The city was smiling, so to speak, because this storm ended a long heat wave. Before the rain began, it was so hot during May that asphalt roads were melting. In many places in India, humid conditions made the heat feel much hotter. In one location, the heat index, which takes both heat and humidity into account to describe how hot it feels, was over 140°F. After the rain started, temperatures dropped as clouds shaded Mumbai from the sweltering sun. It was still warm – with high temperatures above 80°F – but was much cooler than during the heat wave. The start of rains in early June marked the end of the dry winter and the onset of the wet summer monsoon .

Mumbai, India, during monsoon rainfall
Mumbai, India, during monsoon rainfall. (Image: Indrani911basu)

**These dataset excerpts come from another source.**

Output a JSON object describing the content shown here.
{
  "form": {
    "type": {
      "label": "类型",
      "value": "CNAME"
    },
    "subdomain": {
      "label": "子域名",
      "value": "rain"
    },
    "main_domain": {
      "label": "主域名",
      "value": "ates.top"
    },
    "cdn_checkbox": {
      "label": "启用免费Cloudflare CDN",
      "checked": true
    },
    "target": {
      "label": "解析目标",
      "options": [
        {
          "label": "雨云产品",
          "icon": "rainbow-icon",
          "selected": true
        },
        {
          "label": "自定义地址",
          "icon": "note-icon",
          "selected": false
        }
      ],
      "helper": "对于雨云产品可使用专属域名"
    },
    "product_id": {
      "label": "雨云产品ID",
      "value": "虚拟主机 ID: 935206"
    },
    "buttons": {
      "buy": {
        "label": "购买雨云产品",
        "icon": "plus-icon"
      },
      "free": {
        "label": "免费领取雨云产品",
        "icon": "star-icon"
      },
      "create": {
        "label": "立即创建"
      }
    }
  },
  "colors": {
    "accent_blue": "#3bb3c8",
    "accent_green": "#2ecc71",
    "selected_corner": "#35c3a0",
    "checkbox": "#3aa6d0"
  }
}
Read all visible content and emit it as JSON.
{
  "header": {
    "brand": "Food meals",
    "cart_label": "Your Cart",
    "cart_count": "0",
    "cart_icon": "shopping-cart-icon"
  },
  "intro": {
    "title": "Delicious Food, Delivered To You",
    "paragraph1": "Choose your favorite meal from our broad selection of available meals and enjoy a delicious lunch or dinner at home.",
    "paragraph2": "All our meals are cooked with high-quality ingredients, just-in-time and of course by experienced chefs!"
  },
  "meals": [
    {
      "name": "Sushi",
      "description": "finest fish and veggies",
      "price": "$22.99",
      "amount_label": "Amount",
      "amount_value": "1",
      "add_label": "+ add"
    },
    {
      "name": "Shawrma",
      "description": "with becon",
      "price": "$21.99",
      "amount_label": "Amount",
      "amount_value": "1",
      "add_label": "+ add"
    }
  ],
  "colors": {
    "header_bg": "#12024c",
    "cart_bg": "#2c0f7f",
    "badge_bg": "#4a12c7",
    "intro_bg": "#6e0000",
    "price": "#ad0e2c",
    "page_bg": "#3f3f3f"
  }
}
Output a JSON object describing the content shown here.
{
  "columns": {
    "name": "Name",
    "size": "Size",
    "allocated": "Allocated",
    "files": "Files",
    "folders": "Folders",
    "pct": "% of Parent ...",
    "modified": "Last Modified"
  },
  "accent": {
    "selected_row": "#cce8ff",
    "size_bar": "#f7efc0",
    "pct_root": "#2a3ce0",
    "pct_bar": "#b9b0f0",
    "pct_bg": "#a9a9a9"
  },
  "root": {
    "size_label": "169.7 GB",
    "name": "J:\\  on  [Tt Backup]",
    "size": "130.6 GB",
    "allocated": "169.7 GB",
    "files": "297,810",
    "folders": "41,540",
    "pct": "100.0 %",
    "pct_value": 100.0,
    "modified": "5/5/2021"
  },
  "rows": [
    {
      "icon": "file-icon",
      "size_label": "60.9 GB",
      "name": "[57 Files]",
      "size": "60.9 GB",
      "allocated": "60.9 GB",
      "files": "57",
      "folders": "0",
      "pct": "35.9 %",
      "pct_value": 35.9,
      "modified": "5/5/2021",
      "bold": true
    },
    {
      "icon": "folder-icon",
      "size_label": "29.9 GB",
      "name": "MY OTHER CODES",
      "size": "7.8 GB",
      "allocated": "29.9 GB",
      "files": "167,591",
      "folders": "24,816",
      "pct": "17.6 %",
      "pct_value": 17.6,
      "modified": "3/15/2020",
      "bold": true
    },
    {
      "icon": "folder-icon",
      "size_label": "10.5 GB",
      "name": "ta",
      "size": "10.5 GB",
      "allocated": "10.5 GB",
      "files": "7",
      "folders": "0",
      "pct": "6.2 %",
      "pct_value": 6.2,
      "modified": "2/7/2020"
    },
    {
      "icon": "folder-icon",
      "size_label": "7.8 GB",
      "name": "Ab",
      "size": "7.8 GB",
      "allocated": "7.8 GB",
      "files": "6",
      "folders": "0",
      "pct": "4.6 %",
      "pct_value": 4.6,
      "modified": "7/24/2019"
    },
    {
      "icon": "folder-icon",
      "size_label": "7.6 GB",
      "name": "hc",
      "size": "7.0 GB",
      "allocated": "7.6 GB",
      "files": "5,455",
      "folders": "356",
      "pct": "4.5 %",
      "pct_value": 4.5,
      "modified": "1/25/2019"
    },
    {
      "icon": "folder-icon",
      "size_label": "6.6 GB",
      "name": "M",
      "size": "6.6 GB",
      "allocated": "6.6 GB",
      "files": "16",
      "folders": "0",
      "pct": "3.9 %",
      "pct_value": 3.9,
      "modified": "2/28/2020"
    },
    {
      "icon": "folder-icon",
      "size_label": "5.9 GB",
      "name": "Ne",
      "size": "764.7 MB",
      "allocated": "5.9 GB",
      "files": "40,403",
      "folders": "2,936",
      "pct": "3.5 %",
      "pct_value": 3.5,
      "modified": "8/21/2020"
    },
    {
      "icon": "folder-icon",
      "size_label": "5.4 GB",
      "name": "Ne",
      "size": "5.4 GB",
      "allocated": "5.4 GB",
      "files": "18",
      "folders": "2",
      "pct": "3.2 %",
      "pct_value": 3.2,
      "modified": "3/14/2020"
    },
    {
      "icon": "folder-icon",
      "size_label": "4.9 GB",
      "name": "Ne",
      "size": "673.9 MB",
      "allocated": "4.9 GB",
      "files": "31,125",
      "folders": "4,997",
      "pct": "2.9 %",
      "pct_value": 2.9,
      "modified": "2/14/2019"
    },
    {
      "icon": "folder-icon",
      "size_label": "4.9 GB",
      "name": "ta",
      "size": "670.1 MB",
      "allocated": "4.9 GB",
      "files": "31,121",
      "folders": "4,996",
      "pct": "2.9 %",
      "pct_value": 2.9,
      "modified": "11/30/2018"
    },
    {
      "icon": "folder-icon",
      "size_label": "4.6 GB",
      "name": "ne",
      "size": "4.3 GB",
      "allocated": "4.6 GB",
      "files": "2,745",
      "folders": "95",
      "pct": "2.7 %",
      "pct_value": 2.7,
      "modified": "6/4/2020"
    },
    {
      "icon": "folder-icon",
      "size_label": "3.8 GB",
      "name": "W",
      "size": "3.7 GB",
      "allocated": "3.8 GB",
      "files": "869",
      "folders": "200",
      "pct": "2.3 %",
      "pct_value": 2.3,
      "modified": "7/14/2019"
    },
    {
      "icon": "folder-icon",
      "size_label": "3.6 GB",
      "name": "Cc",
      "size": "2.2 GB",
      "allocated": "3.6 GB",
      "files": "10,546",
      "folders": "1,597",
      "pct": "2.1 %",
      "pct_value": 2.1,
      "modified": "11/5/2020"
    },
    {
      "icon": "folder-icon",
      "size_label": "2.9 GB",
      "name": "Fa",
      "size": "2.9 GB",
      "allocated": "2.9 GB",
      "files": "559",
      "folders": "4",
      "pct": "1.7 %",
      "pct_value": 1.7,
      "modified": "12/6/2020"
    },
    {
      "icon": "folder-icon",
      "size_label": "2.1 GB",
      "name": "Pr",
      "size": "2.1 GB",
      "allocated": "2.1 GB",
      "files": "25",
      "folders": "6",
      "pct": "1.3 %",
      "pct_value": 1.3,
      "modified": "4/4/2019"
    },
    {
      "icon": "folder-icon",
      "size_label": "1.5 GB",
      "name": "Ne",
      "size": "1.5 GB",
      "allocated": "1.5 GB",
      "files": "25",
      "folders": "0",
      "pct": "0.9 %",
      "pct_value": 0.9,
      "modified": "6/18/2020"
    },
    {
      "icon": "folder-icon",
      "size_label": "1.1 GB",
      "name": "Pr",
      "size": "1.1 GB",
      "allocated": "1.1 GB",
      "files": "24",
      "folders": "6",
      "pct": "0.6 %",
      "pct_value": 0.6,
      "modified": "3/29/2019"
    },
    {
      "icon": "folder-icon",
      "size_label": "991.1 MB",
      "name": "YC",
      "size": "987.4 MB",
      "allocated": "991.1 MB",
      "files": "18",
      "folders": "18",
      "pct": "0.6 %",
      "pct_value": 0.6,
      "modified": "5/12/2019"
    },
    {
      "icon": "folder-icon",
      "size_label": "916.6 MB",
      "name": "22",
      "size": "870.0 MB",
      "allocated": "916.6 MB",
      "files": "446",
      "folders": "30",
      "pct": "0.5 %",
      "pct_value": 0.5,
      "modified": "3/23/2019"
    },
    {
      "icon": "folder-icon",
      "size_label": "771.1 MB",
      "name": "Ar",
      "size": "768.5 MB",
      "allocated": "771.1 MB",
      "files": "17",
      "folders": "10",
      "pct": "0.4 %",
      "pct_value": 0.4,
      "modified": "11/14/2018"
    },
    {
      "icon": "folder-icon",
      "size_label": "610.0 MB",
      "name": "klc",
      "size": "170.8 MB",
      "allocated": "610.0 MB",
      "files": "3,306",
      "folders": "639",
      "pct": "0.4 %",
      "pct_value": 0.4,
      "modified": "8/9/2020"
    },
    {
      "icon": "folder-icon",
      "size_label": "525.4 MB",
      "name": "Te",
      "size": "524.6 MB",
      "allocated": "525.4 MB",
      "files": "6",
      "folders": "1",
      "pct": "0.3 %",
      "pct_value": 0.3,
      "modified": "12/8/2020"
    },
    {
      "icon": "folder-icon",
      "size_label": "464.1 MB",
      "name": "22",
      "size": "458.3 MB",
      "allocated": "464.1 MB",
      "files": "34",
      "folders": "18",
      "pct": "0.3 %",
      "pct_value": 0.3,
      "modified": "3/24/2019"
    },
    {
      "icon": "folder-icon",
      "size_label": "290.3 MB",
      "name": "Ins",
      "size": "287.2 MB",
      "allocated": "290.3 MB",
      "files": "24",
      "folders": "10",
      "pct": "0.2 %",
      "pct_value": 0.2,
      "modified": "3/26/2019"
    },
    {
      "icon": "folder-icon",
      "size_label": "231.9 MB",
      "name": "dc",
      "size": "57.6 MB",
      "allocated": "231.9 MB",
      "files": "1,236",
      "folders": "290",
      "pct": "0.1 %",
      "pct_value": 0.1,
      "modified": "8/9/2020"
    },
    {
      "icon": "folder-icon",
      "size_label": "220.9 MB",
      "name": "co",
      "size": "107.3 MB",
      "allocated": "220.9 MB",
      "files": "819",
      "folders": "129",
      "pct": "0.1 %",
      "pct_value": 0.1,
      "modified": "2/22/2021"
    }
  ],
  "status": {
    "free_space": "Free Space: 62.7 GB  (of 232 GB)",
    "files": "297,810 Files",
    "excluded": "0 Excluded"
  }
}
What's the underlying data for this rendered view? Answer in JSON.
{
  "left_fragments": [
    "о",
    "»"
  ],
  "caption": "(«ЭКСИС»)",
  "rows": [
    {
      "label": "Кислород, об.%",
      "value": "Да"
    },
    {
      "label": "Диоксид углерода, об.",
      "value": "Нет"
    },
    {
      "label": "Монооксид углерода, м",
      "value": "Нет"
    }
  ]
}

Monsoons produce the very wet summers and dry winters that occur on nearly all of the tropical continents. A monsoon is not a storm like a hurricane or a summer thunderstorm, but a much larger pattern of winds and rain that spans a large geographic area – a continent or even the entire globe.

Weather and climate are very different in the tropics and mid-latitudes, and it is not just a matter of the tropics being warmer. In Europe, North America, and other mid-latitude regions, temperatures undergo large changes over the seasonal cycle; weather events in these regions last a few days as high- and low-pressure systems drift slowly eastward, rearranging the locations of warmer and colder air masses as they go. This might make it cool and rainy one day and warm and sunny the next. In contrast, tropical temperatures don’t change much throughout the year.  The seasonal cycle over tropical continents is marked by an oscillation between dry and wet periods brought about by monsoons. Weather events in the tropics – such as typhoons, thunderstorms, and other rainstorms – are actually embedded within the much larger monsoons. Billions of people live in the monsoon climates of South Asia, Africa, and the tropical Americas, and every spring they wait for monsoon rains that will end the winter dryness even though they might also cause disastrous floods. There is often too little water or too much.